Ohne Vergangenheit keine Zukunft
Dritte "Samländische Kulturwoche" der Kreisgemeinschaft Fischhausen in Rauschen

Als der Kreisvertreter von Fischhausen Louis Ferdinand Schwarz 1991 beim Kreistreffen in Pinneberg ankündigte: "Das nächste Kreistreffen findet in Rauschen statt!", schauten sich die Samländer befremdet um. Eine unvorstellbare Idee! Inzwischen ist das Unvorstellbare Wirklichkeit geworden: In der zweiten Augusthälfte wurde die "Samländische Kulturwoche" veranstaltet, die nunmehr dritte in Ostpreußen.
Nachdem Louis-Ferdinand Schwarz zusammen mit Rauschens Bürgermeister Leonidowitsch Alexew am Montag, dem 26. August, die Kulturwoche samt zugehöriger Ausstellung im örtlichen Kulturhaus feierlich eröffnet hatte, stellte bereits der nächste Tag die Teilnehmer vor die Qual der Wahl, denn zeitgleich wurde sowohl eine Rundfahrt mit der Bezeichnung "Großer Ostpreußenring" als auch eine Fahrt zu den Kirchen im Samland unter der Führung des Archivars Anatolij Bachtin angeboten und auch durchgeführt.

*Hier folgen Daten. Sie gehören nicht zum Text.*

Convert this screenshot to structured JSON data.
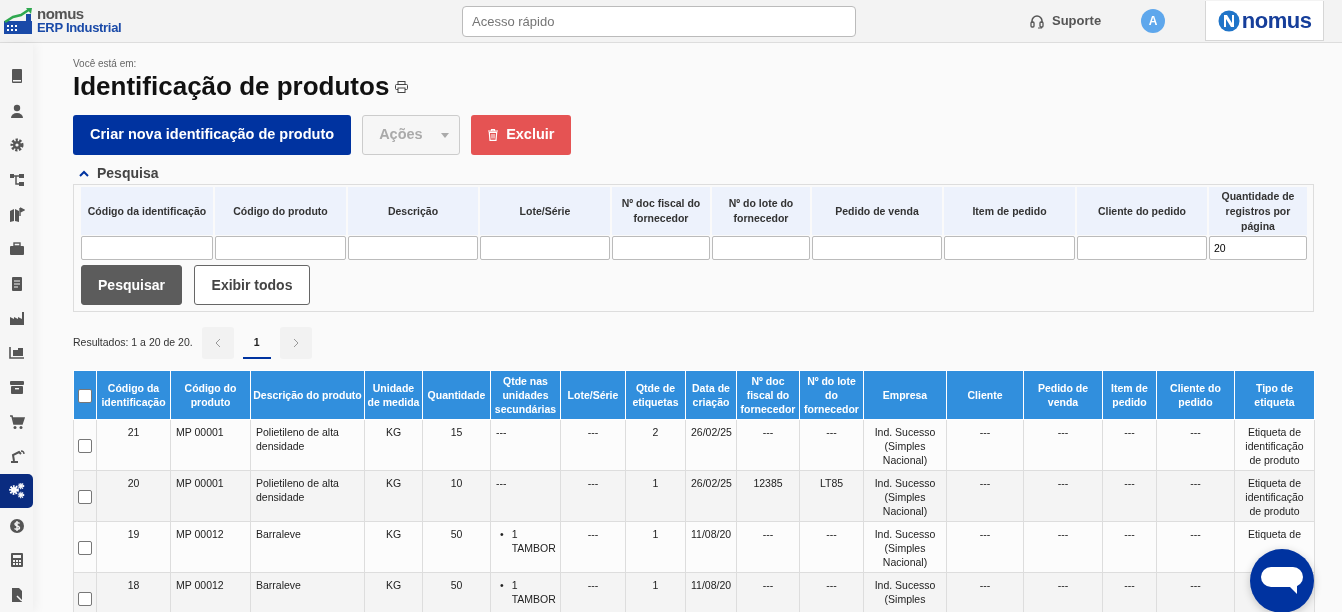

Am Mittwoch fand neben einem Kolloquium im Rauschener Kulturhaus mit Professor Dr. Koptzev eine Tagesreise bis nach Pillau statt. Auf der Reise dorthin wurde Fischhausen besucht. In der Kreisstadt wurden die Deutschen vom Bürgermeister Alexander Mamajew und seiner Vorgängerin Glafira Grigorenko herzlich begrüßt. Er führte seine Gäste zu der vom Volksbund und der Kreisgemeinschaft Fischhausen errichteten Gedenkstätte, die sich in einem sehr gepflegten Zustand befand.
Mit Pillau verbindet die Kreisgemeinschaft ein Partnerschaftsvertrag, der zu einem gemeinsamen Aufbau des Museums und zu einem Schüleraustausch geführt hat. 1999 hatte Louis-Ferdinand Schwarz den Besuch von zwölf Jugendlichen in Ritterhude bei Bremen organisiert. Der Bürgermeister der Hafenstadt, Viktor Koschelew, begrüßte die deutschen Gäste, und der Leiter des Museums, Dr. Sergej Jakimow führte sie durch die Stadt. Er zeigte ihnen die Museen, den Friedhof, den Hafen und die Zitadelle, und hier wurden Erinnerungen wach. 1999 war die Zitadelle, die seit 1945 von keinem Deutschen betreten worden war, zum ersten Mal geöffnet worden, ein unvergeßliches Erlebnis für die Teilnehmer der Samländischen Kulturtage damals. "Der erste Westdeutsche, der die Zitadelle betreten hat, war Louis-Ferdinand Schwarz", betonte Jakimow denn auch.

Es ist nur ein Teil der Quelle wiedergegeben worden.